Halfordered sets, halfordered chain structures and splittings by chains (Q1396028)

The authors continue the study of halforders and chains started in [\textit{B. Alinovi}, \textit{H. Karzel} and \textit{C. Tonesi}, Quaderni del Sem. Mat. d. Brescia 18 (1999)] and continued in [J. Geom. 71, No. 1--2, 1--18 (2001; Zbl 1013.51002)]. Here they consider a \(2\)-net \(({\mathcal P},{\mathcal S}_1,{\mathcal S}_2)\) whose set of chains is nonempty.

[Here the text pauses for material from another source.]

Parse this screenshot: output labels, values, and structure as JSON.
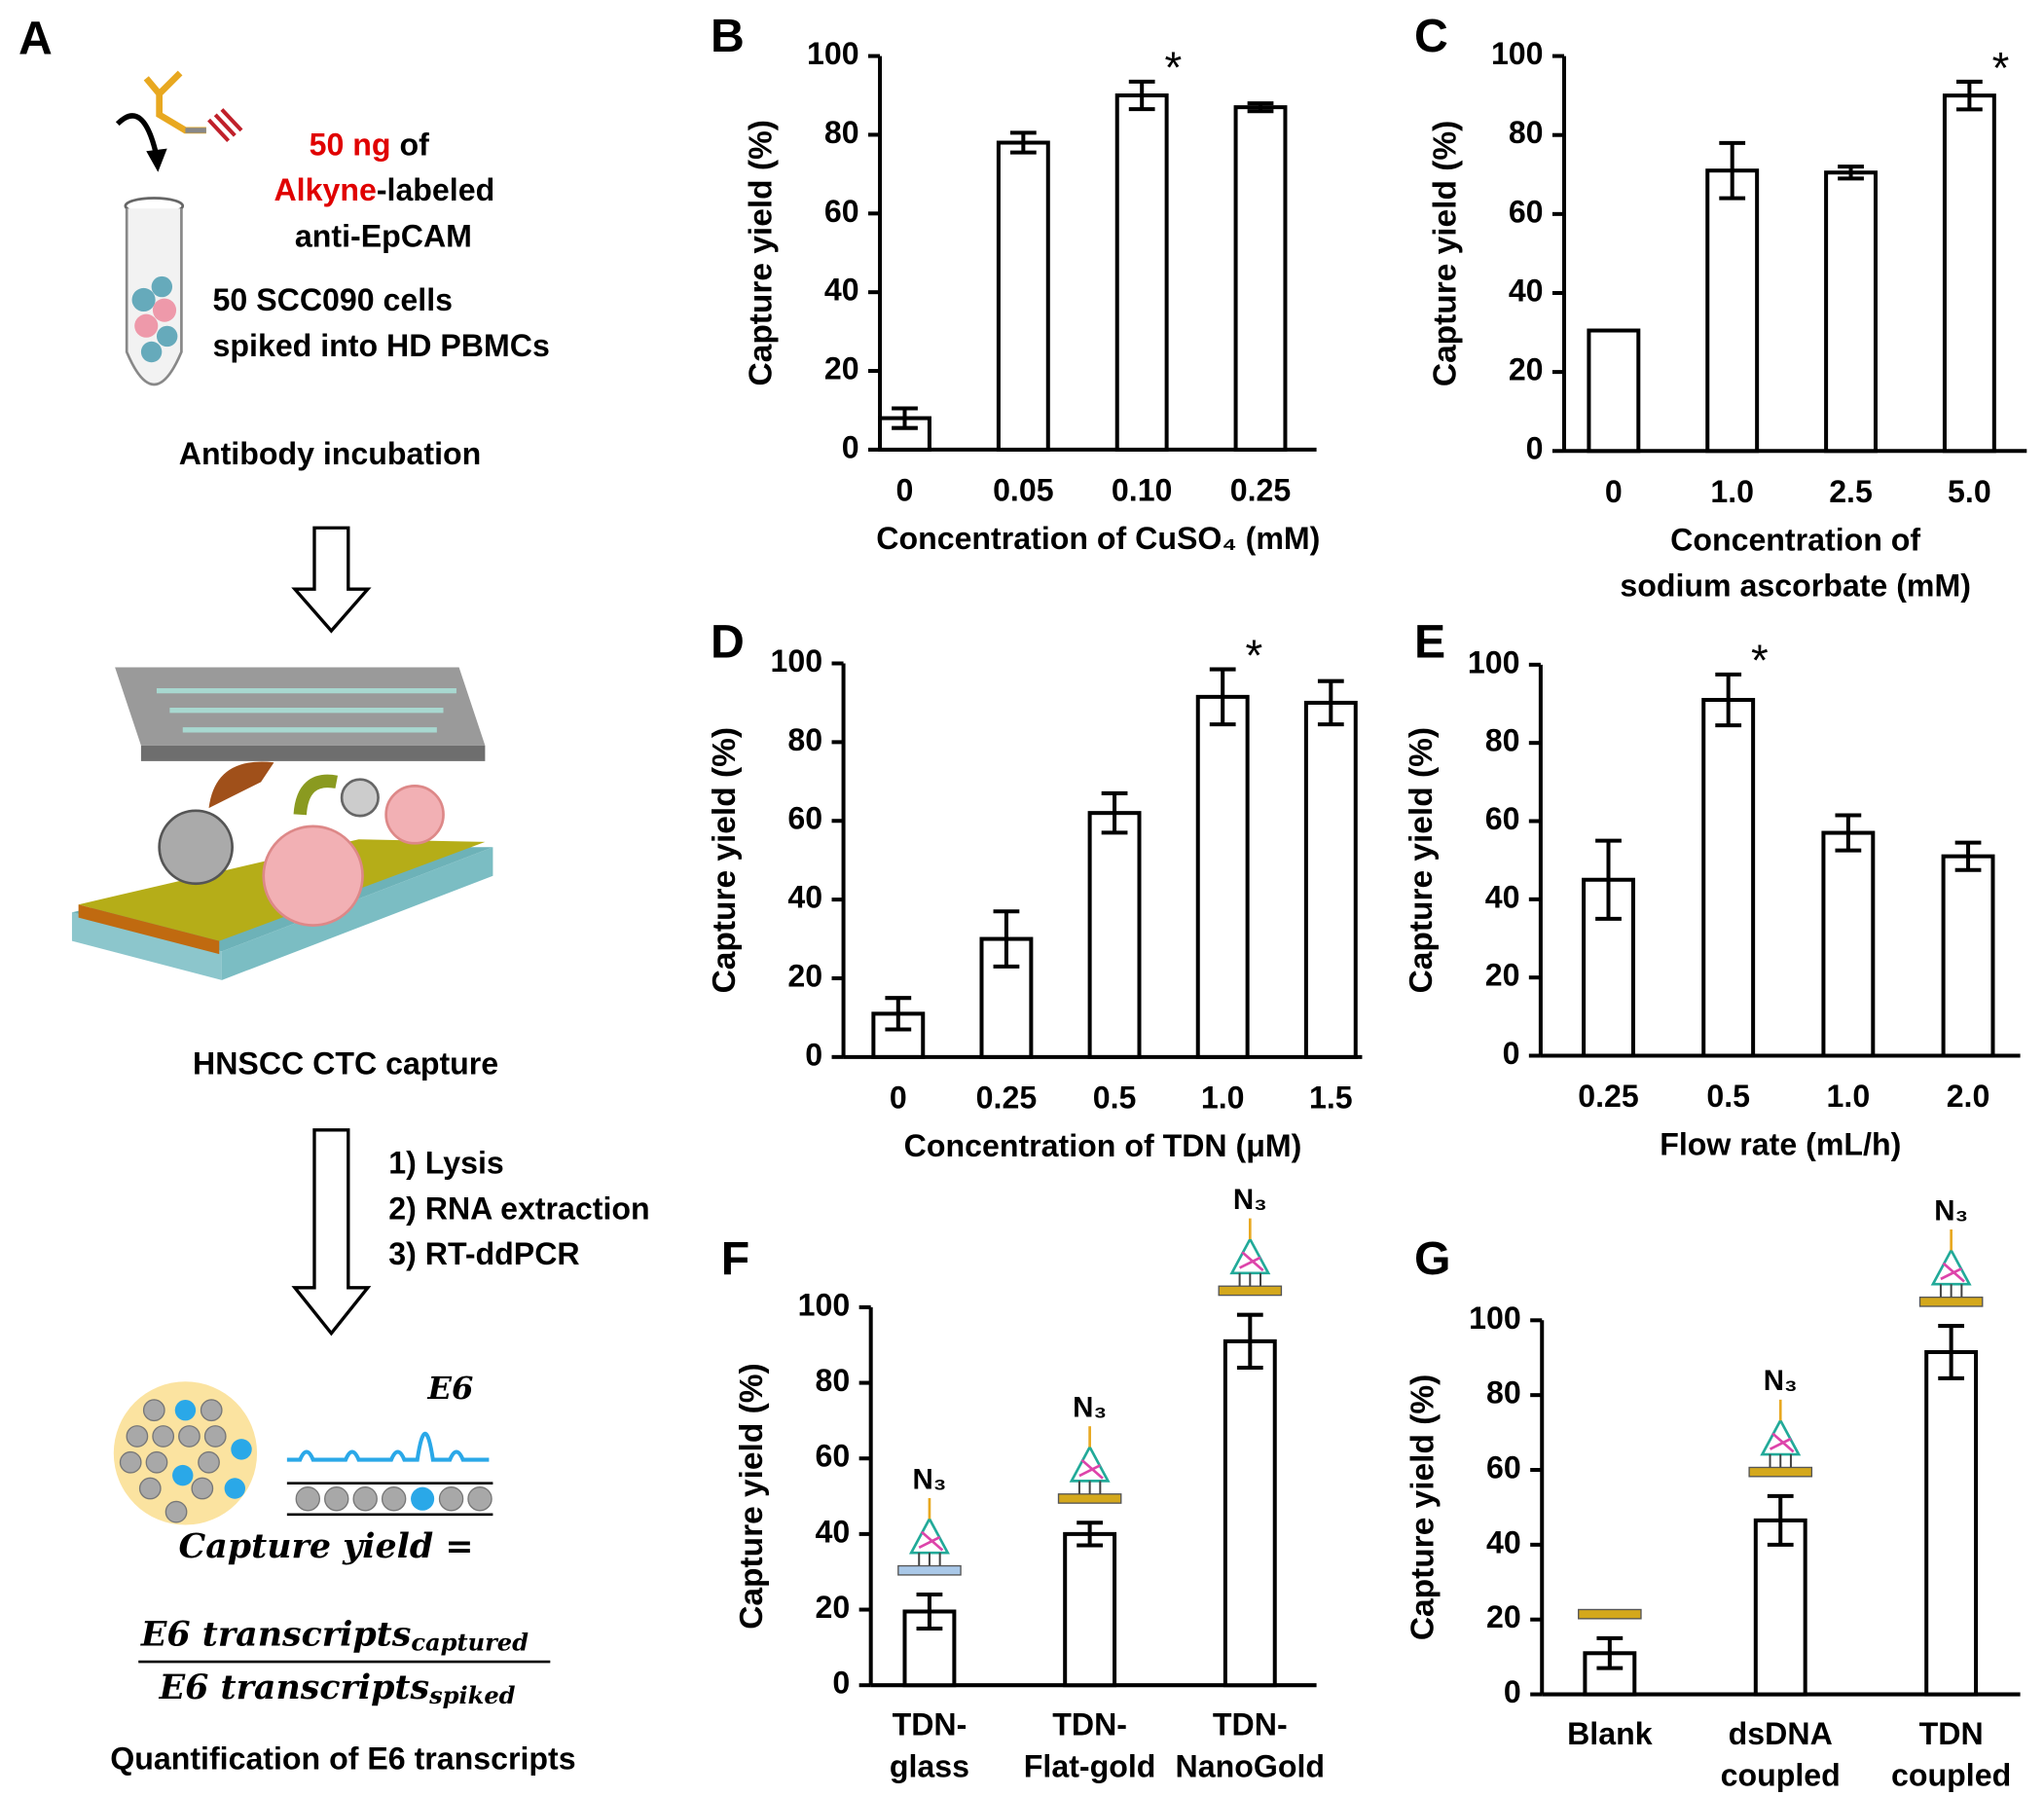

Then to each splitting \(K_s\) of \({\mathcal P}\) by a chain \(K\) there correspond two halforders \(\xi_l\), \(\xi_r\) of \(K\) that are related; that is for all \(a,b,c,d\in K\) there holds \([a,b| c,d]\xi_l=[c,d| a,b]\xi_r\). Conversely, given two related halforders \(\xi_l\), \(\xi_r\) of the chain \(K\) there is a splitting of \({\mathcal P}\) by \(K\). The authors study the effect of various conditions imposed on the halforders \(\xi_l\), \(\xi_r\) (for example, the conditions \(\xi_l= \xi_r\) or \(\xi_l\) is an order). More particularly, they show that \(({\mathcal P},{\mathcal S}_1,{\mathcal S}_2,\{K_s\})\) can be imbedded in a halfordered chain structure. For details and definitions the interested reader is referred to the article and its predecessors.